NASHVILLE, Tenn. — Outside the courtroom, James F. Neal had an amiable, backslapping way with friends and foes alike. Inside the chamber, the face of one of America's greatest trial lawyers often became fixed in a steely gaze.
The attorney who regularly grabbed national headlines — whether prosecuting Jimmy Hoffa or key Watergate figures, or defending Elvis Presley's doctor or the Exxon Corp. after the Alaska oil spill — died Thursday night in Nashville. He was 81.
In the words of Fred Thompson, already a lawyer in real life before he became one on TV, "Jim Neal was the greatest trial lawyer of his time."
For former Vice President Al Gore, Neal was a "brilliant attorney" and close friend. "As a prosecutor, he served our nation with brilliance and dedication at a time when his skill was greatly needed by the American people," Gore said in a statement.
And prosecute, by all accounts, was something Neal did well.
The government had tried four times to convict the Teamsters president Hoffa before Neal got it done in 1964 in a jury-tampering case. As a special prosecutor, Neal later put Watergate conspirators John Mitchell, Robert Haldeman and John Erlichman behind bars in the twilight of the Richard Nixon presidency.
And not only prosecute.
In private practice, Neal successfully defended Ford Motor Co. against reckless homicide charges in Indiana after the gas tank of a 1973 Ford Pinto exploded, killing the car's driver.
In 1981, he successfully defended Dr. George Nichopoulos of Memphis against charges that he overprescribed drugs to the late crooner Presley.
Neal's rise to prominence began in 1964. As a special assistant to then-U.S. Attorney General Robert Kennedy, Neal succeeded in convicting Hoffa, sending him to prison.
In private practice, Neal developed a reputation for his dogged defense of clients facing a tide of adverse public opinion.
"If you got in serious in trouble, that's who you wanted," said George Barrett, a prominent civil rights attorney and classmate of Neal's in law school at Vanderbilt University.
After actor Vic Morrow and two others died in 1982 during filming of the movie "Twilight Zone," Neal successfully defended director John Landis in 1987 against charges of involuntary manslaughter.
No lawyer wins all his cases and neither did Neal.
He was hired in 1990 to represent the Exxon Corp., which was charged with polluting the Alaska shoreline with the Exxon Valdez oil tanker spill. The company settled for what was then a record $1 billion and pleaded guilty to four misdemeanors.
Neal, who grew up on a Tennessee farm, was a graduate of the University of Wyoming and Vanderbilt University School of Law in Nashville. He received his Master of Law degree from Georgetown University in Washington.

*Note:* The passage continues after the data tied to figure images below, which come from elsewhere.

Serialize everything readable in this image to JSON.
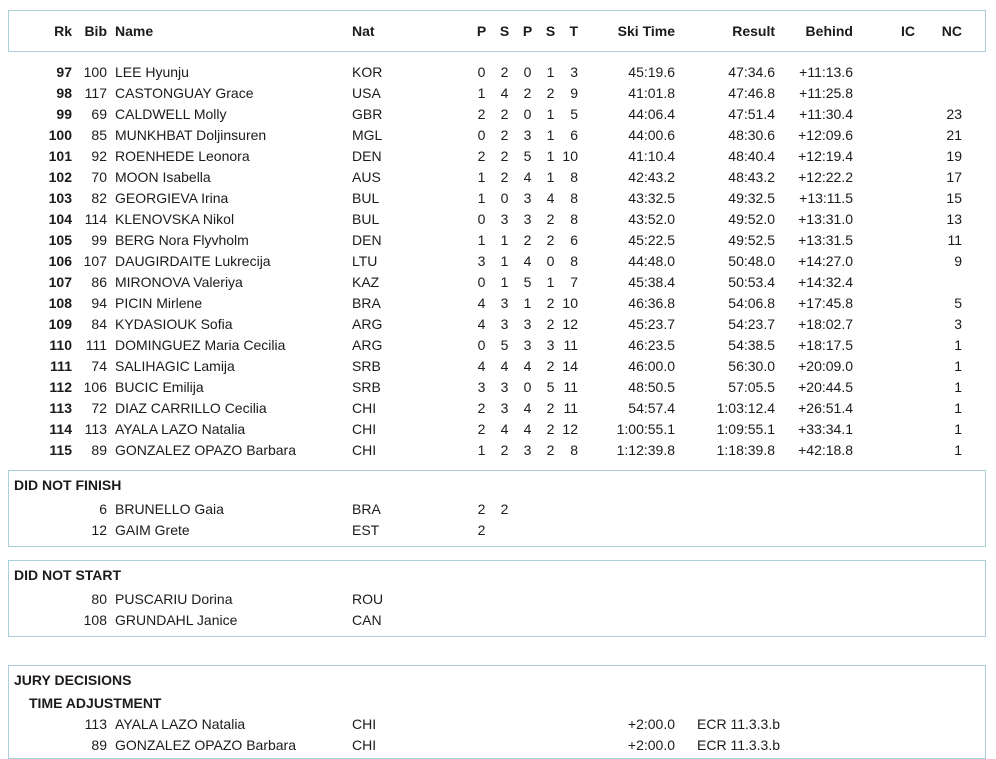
{
  "colors": {
    "border": "#a9cdd9",
    "text": "#1b1b1b"
  },
  "table": {
    "headers": {
      "rk": "Rk",
      "bib": "Bib",
      "name": "Name",
      "nat": "Nat",
      "p1": "P",
      "s1": "S",
      "p2": "P",
      "s2": "S",
      "t": "T",
      "ski_time": "Ski Time",
      "result": "Result",
      "behind": "Behind",
      "ic": "IC",
      "nc": "NC"
    },
    "rows": [
      {
        "rk": "97",
        "bib": "100",
        "name": "LEE Hyunju",
        "nat": "KOR",
        "p1": "0",
        "s1": "2",
        "p2": "0",
        "s2": "1",
        "t": "3",
        "ski_time": "45:19.6",
        "result": "47:34.6",
        "behind": "+11:13.6",
        "ic": "",
        "nc": ""
      },
      {
        "rk": "98",
        "bib": "117",
        "name": "CASTONGUAY Grace",
        "nat": "USA",
        "p1": "1",
        "s1": "4",
        "p2": "2",
        "s2": "2",
        "t": "9",
        "ski_time": "41:01.8",
        "result": "47:46.8",
        "behind": "+11:25.8",
        "ic": "",
        "nc": ""
      },
      {
        "rk": "99",
        "bib": "69",
        "name": "CALDWELL Molly",
        "nat": "GBR",
        "p1": "2",
        "s1": "2",
        "p2": "0",
        "s2": "1",
        "t": "5",
        "ski_time": "44:06.4",
        "result": "47:51.4",
        "behind": "+11:30.4",
        "ic": "",
        "nc": "23"
      },
      {
        "rk": "100",
        "bib": "85",
        "name": "MUNKHBAT Doljinsuren",
        "nat": "MGL",
        "p1": "0",
        "s1": "2",
        "p2": "3",
        "s2": "1",
        "t": "6",
        "ski_time": "44:00.6",
        "result": "48:30.6",
        "behind": "+12:09.6",
        "ic": "",
        "nc": "21"
      },
      {
        "rk": "101",
        "bib": "92",
        "name": "ROENHEDE Leonora",
        "nat": "DEN",
        "p1": "2",
        "s1": "2",
        "p2": "5",
        "s2": "1",
        "t": "10",
        "ski_time": "41:10.4",
        "result": "48:40.4",
        "behind": "+12:19.4",
        "ic": "",
        "nc": "19"
      },
      {
        "rk": "102",
        "bib": "70",
        "name": "MOON Isabella",
        "nat": "AUS",
        "p1": "1",
        "s1": "2",
        "p2": "4",
        "s2": "1",
        "t": "8",
        "ski_time": "42:43.2",
        "result": "48:43.2",
        "behind": "+12:22.2",
        "ic": "",
        "nc": "17"
      },
      {
        "rk": "103",
        "bib": "82",
        "name": "GEORGIEVA Irina",
        "nat": "BUL",
        "p1": "1",
        "s1": "0",
        "p2": "3",
        "s2": "4",
        "t": "8",
        "ski_time": "43:32.5",
        "result": "49:32.5",
        "behind": "+13:11.5",
        "ic": "",
        "nc": "15"
      },
      {
        "rk": "104",
        "bib": "114",
        "name": "KLENOVSKA Nikol",
        "nat": "BUL",
        "p1": "0",
        "s1": "3",
        "p2": "3",
        "s2": "2",
        "t": "8",
        "ski_time": "43:52.0",
        "result": "49:52.0",
        "behind": "+13:31.0",
        "ic": "",
        "nc": "13"
      },
      {
        "rk": "105",
        "bib": "99",
        "name": "BERG Nora Flyvholm",
        "nat": "DEN",
        "p1": "1",
        "s1": "1",
        "p2": "2",
        "s2": "2",
        "t": "6",
        "ski_time": "45:22.5",
        "result": "49:52.5",
        "behind": "+13:31.5",
        "ic": "",
        "nc": "11"
      },
      {
        "rk": "106",
        "bib": "107",
        "name": "DAUGIRDAITE Lukrecija",
        "nat": "LTU",
        "p1": "3",
        "s1": "1",
        "p2": "4",
        "s2": "0",
        "t": "8",
        "ski_time": "44:48.0",
        "result": "50:48.0",
        "behind": "+14:27.0",
        "ic": "",
        "nc": "9"
      },
      {
        "rk": "107",
        "bib": "86",
        "name": "MIRONOVA Valeriya",
        "nat": "KAZ",
        "p1": "0",
        "s1": "1",
        "p2": "5",
        "s2": "1",
        "t": "7",
        "ski_time": "45:38.4",
        "result": "50:53.4",
        "behind": "+14:32.4",
        "ic": "",
        "nc": ""
      },
      {
        "rk": "108",
        "bib": "94",
        "name": "PICIN Mirlene",
        "nat": "BRA",
        "p1": "4",
        "s1": "3",
        "p2": "1",
        "s2": "2",
        "t": "10",
        "ski_time": "46:36.8",
        "result": "54:06.8",
        "behind": "+17:45.8",
        "ic": "",
        "nc": "5"
      },
      {
        "rk": "109",
        "bib": "84",
        "name": "KYDASIOUK Sofia",
        "nat": "ARG",
        "p1": "4",
        "s1": "3",
        "p2": "3",
        "s2": "2",
        "t": "12",
        "ski_time": "45:23.7",
        "result": "54:23.7",
        "behind": "+18:02.7",
        "ic": "",
        "nc": "3"
      },
      {
        "rk": "110",
        "bib": "111",
        "name": "DOMINGUEZ Maria Cecilia",
        "nat": "ARG",
        "p1": "0",
        "s1": "5",
        "p2": "3",
        "s2": "3",
        "t": "11",
        "ski_time": "46:23.5",
        "result": "54:38.5",
        "behind": "+18:17.5",
        "ic": "",
        "nc": "1"
      },
      {
        "rk": "111",
        "bib": "74",
        "name": "SALIHAGIC Lamija",
        "nat": "SRB",
        "p1": "4",
        "s1": "4",
        "p2": "4",
        "s2": "2",
        "t": "14",
        "ski_time": "46:00.0",
        "result": "56:30.0",
        "behind": "+20:09.0",
        "ic": "",
        "nc": "1"
      },
      {
        "rk": "112",
        "bib": "106",
        "name": "BUCIC Emilija",
        "nat": "SRB",
        "p1": "3",
        "s1": "3",
        "p2": "0",
        "s2": "5",
        "t": "11",
        "ski_time": "48:50.5",
        "result": "57:05.5",
        "behind": "+20:44.5",
        "ic": "",
        "nc": "1"
      },
      {
        "rk": "113",
        "bib": "72",
        "name": "DIAZ CARRILLO Cecilia",
        "nat": "CHI",
        "p1": "2",
        "s1": "3",
        "p2": "4",
        "s2": "2",
        "t": "11",
        "ski_time": "54:57.4",
        "result": "1:03:12.4",
        "behind": "+26:51.4",
        "ic": "",
        "nc": "1"
      },
      {
        "rk": "114",
        "bib": "113",
        "name": "AYALA LAZO Natalia",
        "nat": "CHI",
        "p1": "2",
        "s1": "4",
        "p2": "4",
        "s2": "2",
        "t": "12",
        "ski_time": "1:00:55.1",
        "result": "1:09:55.1",
        "behind": "+33:34.1",
        "ic": "",
        "nc": "1"
      },
      {
        "rk": "115",
        "bib": "89",
        "name": "GONZALEZ OPAZO Barbara",
        "nat": "CHI",
        "p1": "1",
        "s1": "2",
        "p2": "3",
        "s2": "2",
        "t": "8",
        "ski_time": "1:12:39.8",
        "result": "1:18:39.8",
        "behind": "+42:18.8",
        "ic": "",
        "nc": "1"
      }
    ]
  },
  "did_not_finish": {
    "title": "DID NOT FINISH",
    "rows": [
      {
        "bib": "6",
        "name": "BRUNELLO Gaia",
        "nat": "BRA",
        "p1": "2",
        "s1": "2"
      },
      {
        "bib": "12",
        "name": "GAIM Grete",
        "nat": "EST",
        "p1": "2",
        "s1": ""
      }
    ]
  },
  "did_not_start": {
    "title": "DID NOT START",
    "rows": [
      {
        "bib": "80",
        "name": "PUSCARIU Dorina",
        "nat": "ROU"
      },
      {
        "bib": "108",
        "name": "GRUNDAHL Janice",
        "nat": "CAN"
      }
    ]
  },
  "jury_decisions": {
    "title": "JURY DECISIONS",
    "subtitle": "TIME ADJUSTMENT",
    "rows": [
      {
        "bib": "113",
        "name": "AYALA LAZO Natalia",
        "nat": "CHI",
        "adjustment": "+2:00.0",
        "rule": "ECR 11.3.3.b"
      },
      {
        "bib": "89",
        "name": "GONZALEZ OPAZO Barbara",
        "nat": "CHI",
        "adjustment": "+2:00.0",
        "rule": "ECR 11.3.3.b"
      }
    ]
  }
}
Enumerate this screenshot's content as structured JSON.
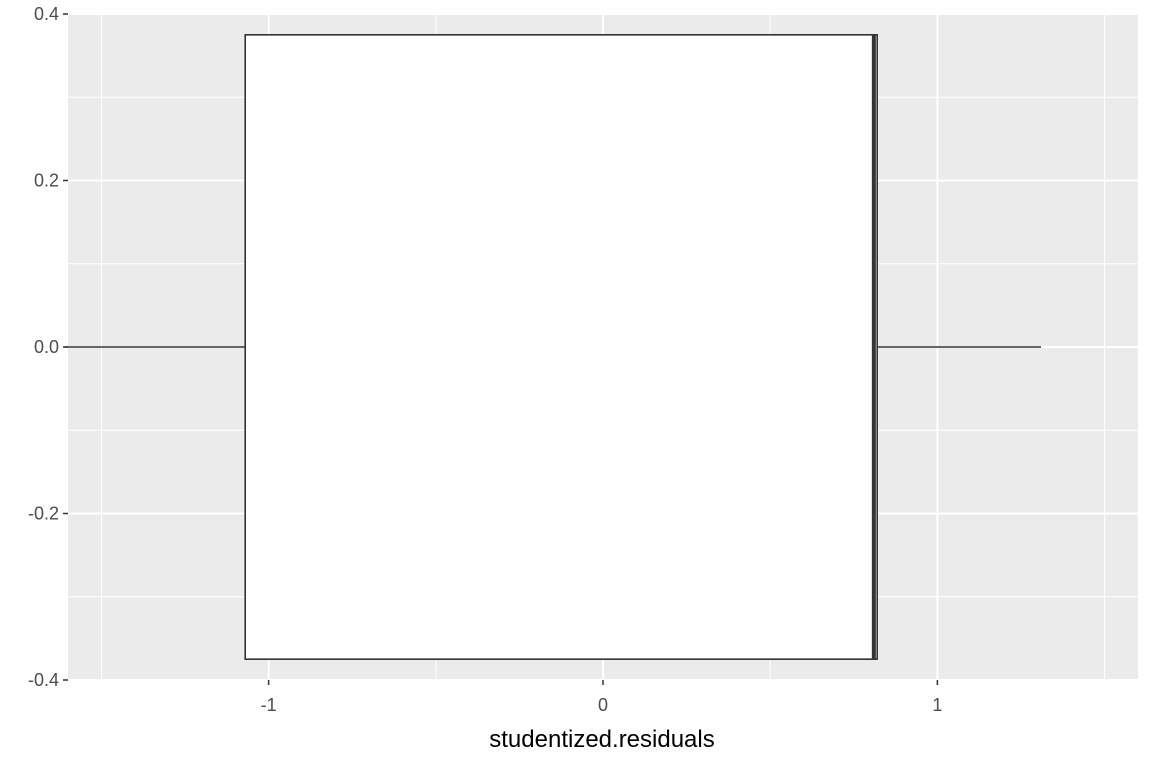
{
  "chart_data": {
    "type": "boxplot",
    "title": "",
    "xlabel": "studentized.residuals",
    "ylabel": "",
    "xlim": [
      -1.6,
      1.6
    ],
    "ylim": [
      -0.4,
      0.4
    ],
    "x_ticks": [
      -1,
      0,
      1
    ],
    "x_tick_labels": [
      "-1",
      "0",
      "1"
    ],
    "y_ticks": [
      -0.4,
      -0.2,
      0.0,
      0.2,
      0.4
    ],
    "y_tick_labels": [
      "-0.4",
      "-0.2",
      "0.0",
      "0.2",
      "0.4"
    ],
    "grid": true,
    "box": {
      "whisker_low": -1.61,
      "q1": -1.07,
      "median": 0.81,
      "q3": 0.82,
      "whisker_high": 1.31,
      "y_center": 0.0,
      "half_height": 0.375
    },
    "colors": {
      "panel_background": "#EBEBEB",
      "grid": "#FFFFFF",
      "box_fill": "#FFFFFF",
      "box_outline": "#333333"
    }
  }
}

He was U.S. attorney for Middle Tennessee from 1964 to 1966. Neal then entered private practice and in 1973 was called to Washington to become chief trial lawyer for the Watergate special prosecutor's office.
In 1982, he was chief counsel to a special U.S. Senate committee that investigated the federal government's Abscam bribery allegations.
Neal was very animated, slapping people on the back and calling them "pal." In the courtroom he was intensely competitive, but he expressed a liking for many he met in court.
As he told The Associated Press in a 1981 interview, "Jurors are people. I like people. All kinds of people."